Sam Schwartz

As one of the most prolific photosynthetic organisms in the ocean, the cyanobacterium Synechoccocus play a vital, but little understood role in the transfer of carbon from the atmosphere to the deep sea through a set of processes known collectively as the biological carbon pump (BCP). Carbon dioxide is converted into cells via photosynthesis, and ultimately sinks to the ocean interior as phytodetrital aggregates, thereby sequestering carbon from the atmosphere for thousands of years and reducing climate warming.
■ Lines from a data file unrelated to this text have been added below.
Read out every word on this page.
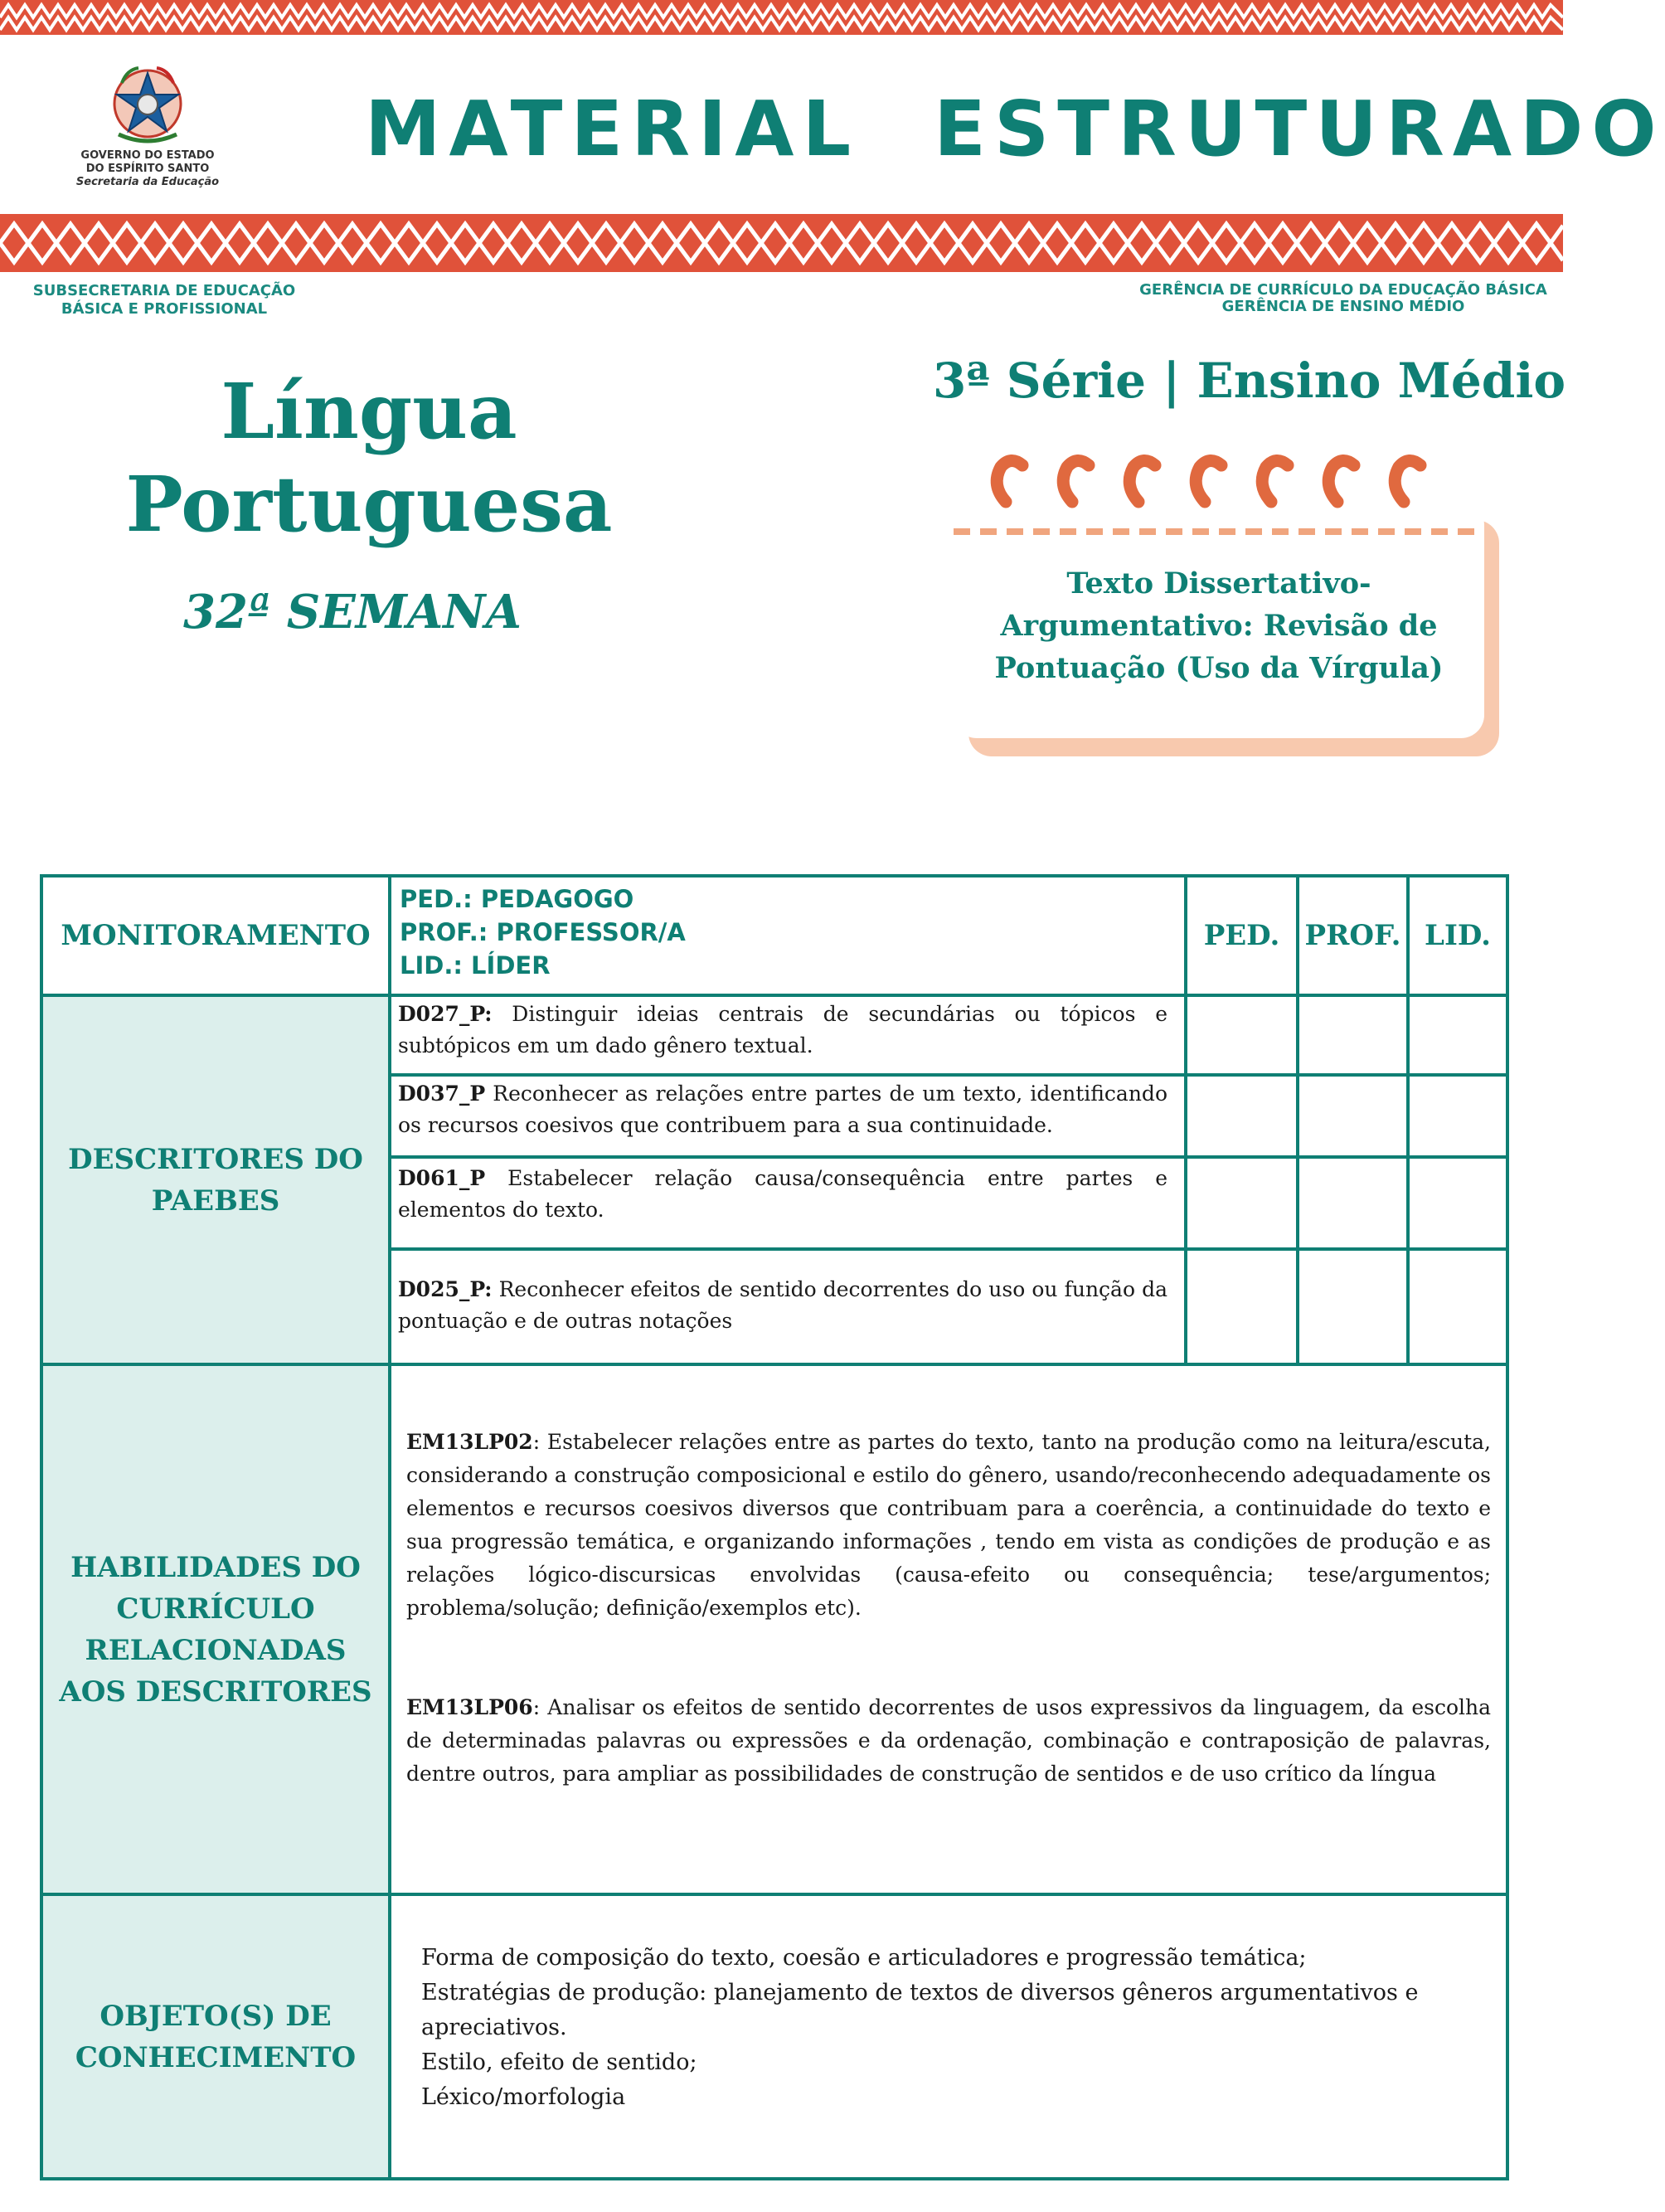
GOVERNO DO ESTADO
DO ESPÍRITO SANTO
Secretaria da Educação
MATERIAL ESTRUTURADO
SUBSECRETARIA DE EDUCAÇÃO
BÁSICA E PROFISSIONAL
GERÊNCIA DE CURRÍCULO DA EDUCAÇÃO BÁSICA
GERÊNCIA DE ENSINO MÉDIO
Língua
Portuguesa
32ª SEMANA
3ª Série | Ensino Médio
Texto Dissertativo-
Argumentativo: Revisão de
Pontuação (Uso da Vírgula)
MONITORAMENTO
PED.: PEDAGOGO
PROF.: PROFESSOR/A
LID.: LÍDER
PED. PROF. LID.
DESCRITORES DO
PAEBES
D027_P: Distinguir ideias centrais de secundárias ou tópicos e subtópicos em um dado gênero textual.
D037_P Reconhecer as relações entre partes de um texto, identificando os recursos coesivos que contribuem para a sua continuidade.
D061_P Estabelecer relação causa/consequência entre partes e elementos do texto.
D025_P: Reconhecer efeitos de sentido decorrentes do uso ou função da pontuação e de outras notações
HABILIDADES DO
CURRÍCULO
RELACIONADAS
AOS DESCRITORES
EM13LP02: Estabelecer relações entre as partes do texto, tanto na produção como na leitura/escuta, considerando a construção composicional e estilo do gênero, usando/reconhecendo adequadamente os elementos e recursos coesivos diversos que contribuam para a coerência, a continuidade do texto e sua progressão temática, e organizando informações , tendo em vista as condições de produção e as relações lógico-discursicas envolvidas (causa-efeito ou consequência; tese/argumentos; problema/solução; definição/exemplos etc).
EM13LP06: Analisar os efeitos de sentido decorrentes de usos expressivos da linguagem, da escolha de determinadas palavras ou expressões e da ordenação, combinação e contraposição de palavras, dentre outros, para ampliar as possibilidades de construção de sentidos e de uso crítico da língua
OBJETO(S) DE
CONHECIMENTO
Forma de composição do texto, coesão e articuladores e progressão temática;
Estratégias de produção: planejamento de textos de diversos gêneros argumentativos e apreciativos.
Estilo, efeito de sentido;
Léxico/morfologia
The impact of predators such as viruses and single celled zooplankton upon Synechococcus conversion into sinking particulate organic carbon (POC) and its export to the deep ocean is unknown. Using cultured model systems, we investigated the impact of viral infection (phage S-SSM5) and zooplankton grazing (dinoflagellate Oxyhrris marina CCMP3375) on the formation of Synechoccocus (WH8102) cellular aggregates and found that combined predation by both viruses and zooplankton resulted in the formation of large (>500µm2) aggregates not observed in other treatments. We also examined whether viral infection influences feeding by the zooplankton upon Synechoccocus. Our simplified food web experiments revealed that viruses reduce the percent of protists mediated upon the cyanobacteria (with virus 39% ± 6%; without virus 68% ± 11%). Our data suggest that viral infection reduces zooplankton feeding upward trophic transfer of Synechoccocus and enhances formation of large cell aggregates. This work highlights the underrepresented role of marine viruses in enhancing large particle formation and the efficiency of the biological carbon pump, potentially reducing the rate of climate change.